Nu het beeld van de Israëlische genocide op de Palestijnen langzaam kantelt, worstelt menigeen met de vraag waarom regeringen, media en politiek zo lang in de ontkenningsfase hebben gezeten en sommige nog steeds zitten. Voor antropoloog en schrijver Sinan Çankaya is het een vraag die samenhangt met de integratie van de moslimgemeenschap in Nederland, of liever in heel Europa.
In Galmende Geschiedenissen verhaalt Çankaya van zijn worsteling met de redacteur van zijn uitgever, die moeite heeft met zijn stellingname in de Gaza-genocide en met zijn analyse van de Westerse hypocrisie, de problematische herinnering van de Holocaust tegenover ander leed.
Uiteindelijk zwicht hij deels door er ook een persoonlijke geschiedenis van te maken. Over zijn worsteling met zijn afkomst en zijn weg naar boven, naar de universiteit, naar de witte bolwerken en de botsing met zijn van oorsprong Turkse familie en zijn oude vrienden. Eigenlijk een klasse-strijd, nu met een kleur.
Wanneer hoor je er echt bij? Die vraag staat centraal. Juist door Gaza en de reactie van regering en media, dringt bij Çankaya het besef door, dat hij – schrijver en wetenschapper - er nooit helemaal bij zal horen. Waarom mag hij direct na 7 oktober niets zeggen over de Nakba in 1948, de verdrijving van en de moord op veel Palestijnen uit Israël? Niks over de bezetting door Israël van de Westbank, de misdaden van de kolonisten?
In de bovenwereld van universiteit, van de media en de politiek is het in die eerste weken, maanden na 7 oktober verboden. Anti-Israël wordt gelijkgesteld met antisemitisme, en zeker na de Maccabi-rellen, specifiek het antisemitisme binnen de moslimgemeenschap. Ministers en politici nemen geen blad meer voor de mond met de beschuldigende vinger richting Marokkanen en Turken, al dan niet in Nederland geboren.
De vraag die Çankaya uiteindelijk bezighoudt, is hoe de moslimgemeenschap nog vertrouwen kan hebben in de instituties, die hun gevoel zo hebben weggedrukt.
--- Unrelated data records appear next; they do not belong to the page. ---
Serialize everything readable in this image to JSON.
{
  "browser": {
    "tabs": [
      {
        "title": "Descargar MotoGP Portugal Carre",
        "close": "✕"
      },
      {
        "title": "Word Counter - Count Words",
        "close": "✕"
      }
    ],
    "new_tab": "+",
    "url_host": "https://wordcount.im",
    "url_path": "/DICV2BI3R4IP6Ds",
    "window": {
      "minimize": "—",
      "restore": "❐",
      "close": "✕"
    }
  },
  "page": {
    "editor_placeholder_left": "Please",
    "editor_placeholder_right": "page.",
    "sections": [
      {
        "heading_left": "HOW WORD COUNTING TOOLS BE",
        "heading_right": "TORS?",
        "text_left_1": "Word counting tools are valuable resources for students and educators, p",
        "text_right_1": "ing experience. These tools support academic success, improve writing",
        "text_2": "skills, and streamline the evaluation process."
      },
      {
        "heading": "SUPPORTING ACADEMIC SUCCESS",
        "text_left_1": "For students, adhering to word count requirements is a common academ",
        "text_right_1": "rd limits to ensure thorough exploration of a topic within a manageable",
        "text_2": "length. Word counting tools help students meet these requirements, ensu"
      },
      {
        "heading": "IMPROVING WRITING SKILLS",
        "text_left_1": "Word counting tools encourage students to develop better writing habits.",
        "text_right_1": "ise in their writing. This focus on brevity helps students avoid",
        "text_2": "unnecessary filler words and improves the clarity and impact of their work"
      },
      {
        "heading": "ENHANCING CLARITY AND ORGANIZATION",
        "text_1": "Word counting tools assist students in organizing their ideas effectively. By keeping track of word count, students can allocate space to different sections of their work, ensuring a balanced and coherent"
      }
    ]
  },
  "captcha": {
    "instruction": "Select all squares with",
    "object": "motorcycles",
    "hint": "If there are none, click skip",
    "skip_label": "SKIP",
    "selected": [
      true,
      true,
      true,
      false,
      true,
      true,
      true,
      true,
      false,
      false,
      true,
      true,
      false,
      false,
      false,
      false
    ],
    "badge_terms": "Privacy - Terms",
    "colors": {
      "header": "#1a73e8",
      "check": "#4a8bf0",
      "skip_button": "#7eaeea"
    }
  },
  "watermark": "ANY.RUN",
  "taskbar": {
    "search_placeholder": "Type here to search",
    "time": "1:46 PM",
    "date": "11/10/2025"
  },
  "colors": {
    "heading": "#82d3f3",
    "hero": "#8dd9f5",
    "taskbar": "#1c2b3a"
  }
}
Dat je kennelijk niets gelijk mag stellen aan de Holocaust. Dat is het ultieme kwaad, daar kan geen genocide tegenop. Dat hier in andere delen van de wereld anders over wordt gedacht, dringt niet door.
Wat betekent dit voor de verhoudingen binnen het land? Voor Çankaya is het voorlopig helder. In een interview naar aanleiding van dit boek/essay, zegt hij: Fuck integratie. Wat je ook doet, je blijft altijd die van een andere kleur, van een ander geloof. Hoe goed je ook je best doet erbij te horen. Waarom zou je nog je best doen? Nooit is het genoeg. En Gaza blijkt de ultieme test.